When she was in college, she initially joined the vegetarian club in order to get extra credit. She eventually turned to veganism, however, as she was influenced by club members who taught her that it was affordable. She graduated from the University of San Francisco in 2016.

==Career==

In 2012, Okamoto began posting vegan recipes on her family as a response to the chronic health conditions in her family.

Okamoto is the founder of two blogs focused on accessible plant-based living: Plant-Based on a Budget, a vegan recipes, meal planning guides, and grocery-saving tips blog and Food Sharing Vegan offers easy and inclusive plant-based dishes for home cooks.

In addition to her writing, Okamoto is the co-host of the Plant-Powered People Podcast, where she interviews guests about plant-based eating, sustainability, and personal wellness journeys.

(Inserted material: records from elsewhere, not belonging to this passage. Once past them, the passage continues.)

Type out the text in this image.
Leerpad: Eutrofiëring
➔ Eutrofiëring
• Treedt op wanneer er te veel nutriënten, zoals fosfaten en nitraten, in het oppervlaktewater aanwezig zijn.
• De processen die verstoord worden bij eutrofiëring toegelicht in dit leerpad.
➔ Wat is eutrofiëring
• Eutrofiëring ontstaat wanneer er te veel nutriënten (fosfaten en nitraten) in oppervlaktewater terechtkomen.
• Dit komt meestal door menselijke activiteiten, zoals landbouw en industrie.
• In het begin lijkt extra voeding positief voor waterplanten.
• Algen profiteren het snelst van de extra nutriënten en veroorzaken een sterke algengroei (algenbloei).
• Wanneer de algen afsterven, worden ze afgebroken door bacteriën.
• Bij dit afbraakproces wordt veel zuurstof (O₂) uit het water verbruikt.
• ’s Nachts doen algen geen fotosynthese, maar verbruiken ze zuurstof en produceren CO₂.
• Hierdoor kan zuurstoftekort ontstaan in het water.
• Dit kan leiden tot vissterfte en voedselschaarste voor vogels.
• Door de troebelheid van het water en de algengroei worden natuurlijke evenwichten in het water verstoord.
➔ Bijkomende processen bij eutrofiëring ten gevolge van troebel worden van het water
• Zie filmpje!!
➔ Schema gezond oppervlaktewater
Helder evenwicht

She has also partnered with organizations such as the Physicians Committee for Responsible Medicine.

In 2017, she appeared in the plant-based documentary, What the Health.

Okamoto has published four cookbooks. Forbes named her 2019 cookbook, Plant-Based on a Budget, as one of the "Best Vegan Cookbooks" in 2019, and Runner's World listed it as one of the "6 Best Vegan Cookbooks to Get More Plants in Your Diet" in 2022, and was named VegNews’ Cookbook of the Year. It was also a Top 10 finalist in the Goodreads Choice Awards for Best Cookbook that year.

Plant-Based on a Budget: Quick & Easy (2023) was nominated for an IVFF award in 2023, and VegNews listed it as one of the "Top 100 Vegan Cookbooks of All Time" in 2024.

==Personal life==
Okamoto is married to American animal welfare writer, Paul Shapiro. The two reside in Sacramento, Calif. with their adopted pit bull Eddie.

==Books==
- Plant-Based on a Budget Quick & Easy: 100 Fast, Healthy, Meal-Prep, Freezer-Friendly, and One-Pot Vegan Recipes. BenBella Books, 2023. ISBN 978-1637742495.
- The Friendly Vegan Cookbook: 100 Essential Recipes to Share with Vegans and Omnivores Alike. BenBella Books, 2020. ISBN 978-1950665365. (With Michelle Cehn)
- Plant-Based on a Budget: Delicious Vegan Recipes for Under $30 a Week, in Less Than 30 Minutes a Meal. BenBella Books, 2019. ISBN 978-1946885982.
- The Super Easy Vegan Slow Cooker Cookbook: 100 Easy, Healthy Recipes That Are Ready When You Are. Rockridge Press, 2017. ISBN 978-1623158958.